I went to my local primary care doc, a neurologist, and a couple of orthopedic surgeon. After several weeks, the pain was so bad, that I contemplated another surgery (fusion), with a local orthopedic surgeon. I resisted, since one particular surgeon told me 2 surgeries on the same area within 12 weeks was too risky. And the 2nd surgery was extremely invasive...
so I declined the surgery.
I was torn about what to do. I was in alot of pain (lost 15 pounds), and could not sit or stand for very long.
At around 9 weeks, I started to a little better. I proceeded with a nerve block (which I had tried a few times prior to surgery), and that also had helped. Since I did not want to go on disability, I went back to a moderate work schedule after 10 weeks.
I had a about a 50% improvement (vs. my post surgery low point) in early summer) so I went through physical therapy for about 12 weeks. I thought this would keep the progress moving. It did not work.
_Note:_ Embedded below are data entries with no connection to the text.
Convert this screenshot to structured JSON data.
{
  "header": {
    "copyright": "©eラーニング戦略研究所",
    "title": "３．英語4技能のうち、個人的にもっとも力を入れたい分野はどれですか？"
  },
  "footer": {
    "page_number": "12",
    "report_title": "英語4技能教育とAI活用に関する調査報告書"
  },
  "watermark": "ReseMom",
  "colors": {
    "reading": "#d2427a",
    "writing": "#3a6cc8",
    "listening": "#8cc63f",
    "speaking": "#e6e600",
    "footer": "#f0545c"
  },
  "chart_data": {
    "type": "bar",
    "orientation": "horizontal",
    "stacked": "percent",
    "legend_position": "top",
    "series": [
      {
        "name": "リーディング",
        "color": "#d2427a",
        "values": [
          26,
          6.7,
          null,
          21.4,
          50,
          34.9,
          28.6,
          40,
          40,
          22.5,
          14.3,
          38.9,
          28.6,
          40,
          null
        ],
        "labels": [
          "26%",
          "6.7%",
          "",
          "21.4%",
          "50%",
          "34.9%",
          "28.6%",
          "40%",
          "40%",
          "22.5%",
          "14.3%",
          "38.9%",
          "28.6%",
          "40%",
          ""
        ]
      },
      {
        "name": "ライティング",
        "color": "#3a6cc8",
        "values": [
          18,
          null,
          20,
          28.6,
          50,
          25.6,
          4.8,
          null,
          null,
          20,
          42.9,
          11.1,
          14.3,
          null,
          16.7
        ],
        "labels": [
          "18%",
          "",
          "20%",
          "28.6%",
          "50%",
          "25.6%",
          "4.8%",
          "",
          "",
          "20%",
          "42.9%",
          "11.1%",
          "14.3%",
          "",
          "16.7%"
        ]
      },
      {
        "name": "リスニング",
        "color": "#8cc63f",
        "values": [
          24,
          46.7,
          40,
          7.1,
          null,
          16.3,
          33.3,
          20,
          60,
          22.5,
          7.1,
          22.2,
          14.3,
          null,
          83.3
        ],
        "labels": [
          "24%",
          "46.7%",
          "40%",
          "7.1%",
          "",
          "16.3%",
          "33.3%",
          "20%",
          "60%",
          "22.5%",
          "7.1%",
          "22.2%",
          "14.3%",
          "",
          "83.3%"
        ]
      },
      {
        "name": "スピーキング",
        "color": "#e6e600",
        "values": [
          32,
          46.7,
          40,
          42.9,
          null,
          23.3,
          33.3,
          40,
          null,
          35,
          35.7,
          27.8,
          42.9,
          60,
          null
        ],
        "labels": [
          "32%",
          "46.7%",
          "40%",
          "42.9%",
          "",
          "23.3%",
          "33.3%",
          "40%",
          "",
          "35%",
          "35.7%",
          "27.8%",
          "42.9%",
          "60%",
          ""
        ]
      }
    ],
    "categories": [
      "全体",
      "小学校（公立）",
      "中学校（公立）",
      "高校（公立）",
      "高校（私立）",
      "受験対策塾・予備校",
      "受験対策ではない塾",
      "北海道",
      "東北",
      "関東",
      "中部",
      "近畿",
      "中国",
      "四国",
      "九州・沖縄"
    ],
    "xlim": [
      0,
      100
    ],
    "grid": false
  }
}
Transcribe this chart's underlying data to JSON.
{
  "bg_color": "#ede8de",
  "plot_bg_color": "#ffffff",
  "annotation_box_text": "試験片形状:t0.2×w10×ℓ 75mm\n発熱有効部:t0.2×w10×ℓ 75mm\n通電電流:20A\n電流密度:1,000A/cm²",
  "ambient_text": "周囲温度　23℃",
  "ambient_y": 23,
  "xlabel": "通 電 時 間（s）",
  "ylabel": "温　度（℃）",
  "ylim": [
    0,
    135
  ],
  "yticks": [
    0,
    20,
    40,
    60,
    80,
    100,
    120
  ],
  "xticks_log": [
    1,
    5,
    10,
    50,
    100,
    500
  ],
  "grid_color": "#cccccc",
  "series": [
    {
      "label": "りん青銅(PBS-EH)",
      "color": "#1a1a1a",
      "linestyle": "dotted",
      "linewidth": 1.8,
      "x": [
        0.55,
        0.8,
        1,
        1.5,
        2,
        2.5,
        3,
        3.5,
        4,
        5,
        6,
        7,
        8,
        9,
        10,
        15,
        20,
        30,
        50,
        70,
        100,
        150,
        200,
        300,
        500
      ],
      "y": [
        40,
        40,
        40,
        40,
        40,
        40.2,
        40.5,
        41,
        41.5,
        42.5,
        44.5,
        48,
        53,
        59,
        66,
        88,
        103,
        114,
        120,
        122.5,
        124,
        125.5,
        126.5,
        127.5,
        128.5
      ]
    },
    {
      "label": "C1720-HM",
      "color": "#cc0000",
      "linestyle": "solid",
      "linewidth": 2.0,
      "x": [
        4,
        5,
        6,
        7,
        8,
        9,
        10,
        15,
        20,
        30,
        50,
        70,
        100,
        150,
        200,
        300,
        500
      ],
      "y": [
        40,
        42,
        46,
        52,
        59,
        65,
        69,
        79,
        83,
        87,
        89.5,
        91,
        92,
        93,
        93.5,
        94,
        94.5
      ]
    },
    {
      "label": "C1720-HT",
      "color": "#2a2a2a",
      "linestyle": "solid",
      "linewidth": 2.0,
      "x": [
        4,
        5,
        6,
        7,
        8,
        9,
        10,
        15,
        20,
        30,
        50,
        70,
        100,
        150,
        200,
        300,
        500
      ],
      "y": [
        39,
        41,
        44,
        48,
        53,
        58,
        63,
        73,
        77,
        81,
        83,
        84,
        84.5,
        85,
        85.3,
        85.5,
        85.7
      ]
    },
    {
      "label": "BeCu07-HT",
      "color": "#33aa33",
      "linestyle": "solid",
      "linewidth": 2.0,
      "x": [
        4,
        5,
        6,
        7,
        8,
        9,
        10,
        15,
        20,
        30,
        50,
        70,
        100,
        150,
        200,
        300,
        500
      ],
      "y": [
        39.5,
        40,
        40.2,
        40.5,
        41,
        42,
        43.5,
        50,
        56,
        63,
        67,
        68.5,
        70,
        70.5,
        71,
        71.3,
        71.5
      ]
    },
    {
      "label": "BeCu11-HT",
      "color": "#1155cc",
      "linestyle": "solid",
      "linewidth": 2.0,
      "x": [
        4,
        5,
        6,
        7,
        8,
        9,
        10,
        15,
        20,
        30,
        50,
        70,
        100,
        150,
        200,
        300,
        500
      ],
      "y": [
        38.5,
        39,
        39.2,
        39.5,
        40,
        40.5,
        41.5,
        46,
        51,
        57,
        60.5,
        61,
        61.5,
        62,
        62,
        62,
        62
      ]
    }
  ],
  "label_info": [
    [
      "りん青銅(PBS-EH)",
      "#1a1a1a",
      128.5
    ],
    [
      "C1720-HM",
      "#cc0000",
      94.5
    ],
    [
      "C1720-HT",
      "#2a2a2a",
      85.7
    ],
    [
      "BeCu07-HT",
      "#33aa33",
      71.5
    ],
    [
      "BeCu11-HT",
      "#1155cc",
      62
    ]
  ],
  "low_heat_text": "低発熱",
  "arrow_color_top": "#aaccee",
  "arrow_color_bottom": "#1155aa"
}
Hesistantly, in the fall, I went to a chiropractor (I had tried this once before, unsuccessfully), and he immediately spotted a significant leg length discrepency. Over the next 4 mpnths, I procreeded with 1-2 chiro visits per week. Today, I am at about 75% and I believe the chiropractor (and a diagnoses only he made) are the reason for my success. I hope to get this up to about 90% on a consistent basis.
Although I know a few people have had some good experiences with Dr. Jho, mine was quite the opposite. I would encourage everyone, to think closely about any procedure that they think will help their back, based upon Dr. Jho's work on my back!!!!!